Top grades for music students - even if they don't know the score
Top grades for music students - even if they don't know the score
Ben Hoyle, Arts Reporter
Asked how he made his music more forceful than others, Keith Moon, The Who’s hellraising drummer, replied: “Hit the drums harder.” The advice would have stood him a strong chance of a GCSE in music.
To the consternation of musicians, tutors and critics, an inability to understand sheet music has now become no hindrance to success at GCSE. Students can achieve a Grade A without reading or writing a single note.
Research by BBC Music Magazine has revealed that none of the main examination boards awards more than 20 per cent of total marks for being able to read music.
Damon Albarn, the singer and songwriter for Blur and Gorillaz, whose debut opera was performed at the Royal Opera House last month, called the situation disgraceful and said that it could cut young people off from their musical heritage.

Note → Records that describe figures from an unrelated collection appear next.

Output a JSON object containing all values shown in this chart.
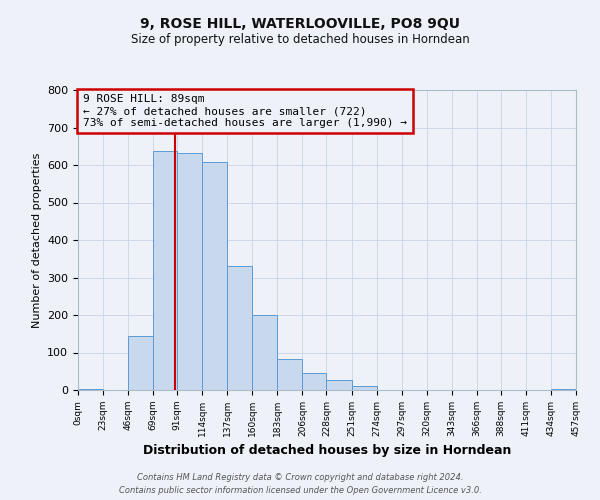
{
  "title": "9, ROSE HILL, WATERLOOVILLE, PO8 9QU",
  "subtitle": "Size of property relative to detached houses in Horndean",
  "xlabel": "Distribution of detached houses by size in Horndean",
  "ylabel": "Number of detached properties",
  "bin_edges": [
    0,
    23,
    46,
    69,
    91,
    114,
    137,
    160,
    183,
    206,
    228,
    251,
    274,
    297,
    320,
    343,
    366,
    388,
    411,
    434,
    457
  ],
  "bin_labels": [
    "0sqm",
    "23sqm",
    "46sqm",
    "69sqm",
    "91sqm",
    "114sqm",
    "137sqm",
    "160sqm",
    "183sqm",
    "206sqm",
    "228sqm",
    "251sqm",
    "274sqm",
    "297sqm",
    "320sqm",
    "343sqm",
    "366sqm",
    "388sqm",
    "411sqm",
    "434sqm",
    "457sqm"
  ],
  "counts": [
    2,
    0,
    143,
    638,
    631,
    608,
    331,
    199,
    83,
    46,
    27,
    12,
    0,
    0,
    0,
    0,
    0,
    0,
    0,
    3
  ],
  "bar_color": "#c9d9ed",
  "bar_edge_color": "#5b9bd5",
  "property_value": 89,
  "ann_label1": "9 ROSE HILL: 89sqm",
  "ann_label2": "← 27% of detached houses are smaller (722)",
  "ann_label3": "73% of semi-detached houses are larger (1,990) →",
  "vline_color": "#cc0000",
  "annotation_box_edge": "#cc0000",
  "ylim": [
    0,
    800
  ],
  "yticks": [
    0,
    100,
    200,
    300,
    400,
    500,
    600,
    700,
    800
  ],
  "grid_color": "#c8d4e8",
  "bg_color": "#eef2f8",
  "footer1": "Contains HM Land Registry data © Crown copyright and database right 2024.",
  "footer2": "Contains public sector information licensed under the Open Government Licence v3.0."
}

Graham Sheffield, artistic director of the Barbican, one of the most important music venues in the country, said: “Reading music isn’t the only way to do it — a lot of jazz and world musicians do it by ear and achieve literacy by memorisation and improvisation. But without a grasp of the basic grammar of the subject it’s like trying to cook a Michelin-starred meal without knowing what any of the ingredients taste like.”
Julian Lloyd Webber, the cellist, said it was like “trying to study a language without studying the alphabet”.

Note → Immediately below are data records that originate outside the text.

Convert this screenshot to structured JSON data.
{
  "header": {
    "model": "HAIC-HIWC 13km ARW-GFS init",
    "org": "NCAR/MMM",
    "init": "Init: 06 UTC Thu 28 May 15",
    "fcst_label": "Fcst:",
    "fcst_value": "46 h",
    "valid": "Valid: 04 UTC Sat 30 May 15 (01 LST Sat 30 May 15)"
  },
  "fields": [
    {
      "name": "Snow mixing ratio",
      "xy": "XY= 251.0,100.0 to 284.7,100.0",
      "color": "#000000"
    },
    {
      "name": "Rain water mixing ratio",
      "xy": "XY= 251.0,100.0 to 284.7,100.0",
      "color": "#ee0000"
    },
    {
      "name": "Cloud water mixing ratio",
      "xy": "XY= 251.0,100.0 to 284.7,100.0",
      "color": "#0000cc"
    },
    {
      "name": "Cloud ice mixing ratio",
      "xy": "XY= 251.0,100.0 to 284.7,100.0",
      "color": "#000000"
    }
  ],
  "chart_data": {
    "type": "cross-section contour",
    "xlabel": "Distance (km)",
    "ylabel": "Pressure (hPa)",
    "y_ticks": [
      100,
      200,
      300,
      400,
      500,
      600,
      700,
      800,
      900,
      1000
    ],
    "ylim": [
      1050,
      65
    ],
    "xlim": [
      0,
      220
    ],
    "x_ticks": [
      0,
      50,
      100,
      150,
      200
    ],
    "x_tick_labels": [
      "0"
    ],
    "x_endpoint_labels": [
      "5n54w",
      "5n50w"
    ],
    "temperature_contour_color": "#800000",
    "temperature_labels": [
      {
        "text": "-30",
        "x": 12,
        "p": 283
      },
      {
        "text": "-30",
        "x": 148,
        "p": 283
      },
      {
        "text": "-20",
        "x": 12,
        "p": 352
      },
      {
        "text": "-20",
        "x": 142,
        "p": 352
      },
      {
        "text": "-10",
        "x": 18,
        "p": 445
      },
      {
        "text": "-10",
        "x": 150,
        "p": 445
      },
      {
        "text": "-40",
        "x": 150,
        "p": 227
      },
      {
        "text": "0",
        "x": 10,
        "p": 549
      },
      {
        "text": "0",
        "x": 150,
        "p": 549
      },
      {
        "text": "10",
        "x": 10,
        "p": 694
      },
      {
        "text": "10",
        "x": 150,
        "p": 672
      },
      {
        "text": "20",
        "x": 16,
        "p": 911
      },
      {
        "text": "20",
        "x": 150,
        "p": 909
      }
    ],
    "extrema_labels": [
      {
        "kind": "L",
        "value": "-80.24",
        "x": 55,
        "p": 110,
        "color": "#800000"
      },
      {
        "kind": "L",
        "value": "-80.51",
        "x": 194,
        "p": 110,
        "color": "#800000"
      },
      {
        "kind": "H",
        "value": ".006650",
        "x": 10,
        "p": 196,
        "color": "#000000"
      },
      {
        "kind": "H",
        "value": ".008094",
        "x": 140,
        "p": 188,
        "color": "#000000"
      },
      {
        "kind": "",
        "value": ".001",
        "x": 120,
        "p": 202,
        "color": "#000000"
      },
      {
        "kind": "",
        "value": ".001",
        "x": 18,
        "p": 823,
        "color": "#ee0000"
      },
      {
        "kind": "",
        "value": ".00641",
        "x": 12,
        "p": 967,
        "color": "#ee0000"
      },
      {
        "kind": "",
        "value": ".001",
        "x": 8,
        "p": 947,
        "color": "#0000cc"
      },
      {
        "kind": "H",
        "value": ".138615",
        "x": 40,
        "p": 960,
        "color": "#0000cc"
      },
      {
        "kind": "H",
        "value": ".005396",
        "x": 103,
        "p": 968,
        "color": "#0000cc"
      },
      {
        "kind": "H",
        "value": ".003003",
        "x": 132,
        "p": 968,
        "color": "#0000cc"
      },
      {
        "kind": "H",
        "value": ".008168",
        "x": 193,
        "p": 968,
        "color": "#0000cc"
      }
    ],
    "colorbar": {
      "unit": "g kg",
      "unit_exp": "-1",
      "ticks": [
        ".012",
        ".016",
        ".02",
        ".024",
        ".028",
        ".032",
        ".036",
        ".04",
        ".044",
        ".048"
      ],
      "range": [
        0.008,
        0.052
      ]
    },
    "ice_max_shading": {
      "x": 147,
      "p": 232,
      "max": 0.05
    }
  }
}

Previous generations of 16-year-olds studying music as an academic subject at school were under much more pressure to demonstrate a proper understanding of written music. An O-level music paper for the Associated Examination Board in 1978, for example, asked students to set a verse of poetry to music on a page of empty staves, with credit given for good accentuation of the words and an appropriate melody.
Now the national curriculum does not mention staff notation until Key Stage 3 (ages 11 to 14) and pupils need only to “identify” it.
The music GCSE exam is divided into composition, performance and a listening paper. Performances can be improvised. Compositions examined by the Oxford Cambridge and RSA exam boards need only to be in recorded form. Edexcel and the Assessment and Qualifications Alliance exam boards expect to see a score, but Edexcel does not mark it, and AQA says that a score can mean anything from a diagram to “a written account detailing the structure and content of the music”. The listening paper is made up of essay questions on set works and aural analysis.
Questions on notation account for such a small proportion of the marks that candidates can ignore them and still do well. As a consequence, music GCSE no longer prepares many students for further academic study, according to the Qualifications and Curriculum Authority, which sets the subject criteria for the national curriculum, GCSE and A level.
After an investigation into the past 20 years of music GCSE and A-level equivalents this year, the authority drew damning conclusions about the decline in standards.
It reported that the listening paper was easier and that there was now “a very real issue over progression from GCSE to AS \ in the content of some syllabuses. This in many cases was a product of low expectations at GCSE rather than of inappropriately high expectations at AS.” Figures show that nearly five out of six students who take GCSE music drop out by the second year of A level.
Nigel Hildreth, head of music at Colchester Sixth Form College, said that he has to turn away about half of the pupils who have completed GCSE music and want to continue at A level because they can’t read music.
“The pressure of preparing youngsters \ in less than nine months means that insufficient time is available to bring sometimes very scant skills in music reading up to scratch,” he said.
Albarn, one of Mr Hildreth’s former pupils, is appalled by the lack of emphasis on reading music. He told the BBC magazine: “The idea of it being completely absent from the most important exams of your childhood is disgraceful. I used to write for small orchestras when I was 15. I sold my soul to the Devil and became a pop star and forgot about it, but in the past few years I have got back into orchestration after an almost 20-year hiatus. I’m so slow now. I think anyone interested in music should be forced to learn that discipline.”
He believes that his musical training has been invaluable, helping him to develop and explore new musical avenues. “If you don’t learn to read music then there’s a whole tradition that becomes very exclusive, and shouldn’t be. It shouldn’t be something made to feel old-fashioned.”
Lloyd Webber said that it was ridiculous to ignore “a system of notation that has been developed over hundreds and hundreds of years and has stood the test of time” just to make exams easier. “It’s leaving anyone who wants to do music in the future with a severe disadvantage — a handicap.”
There are signs of a change of heart at the QCA, however. From next month KS3 national curriculum stipulates that requirements should include “using traditional staff notation”.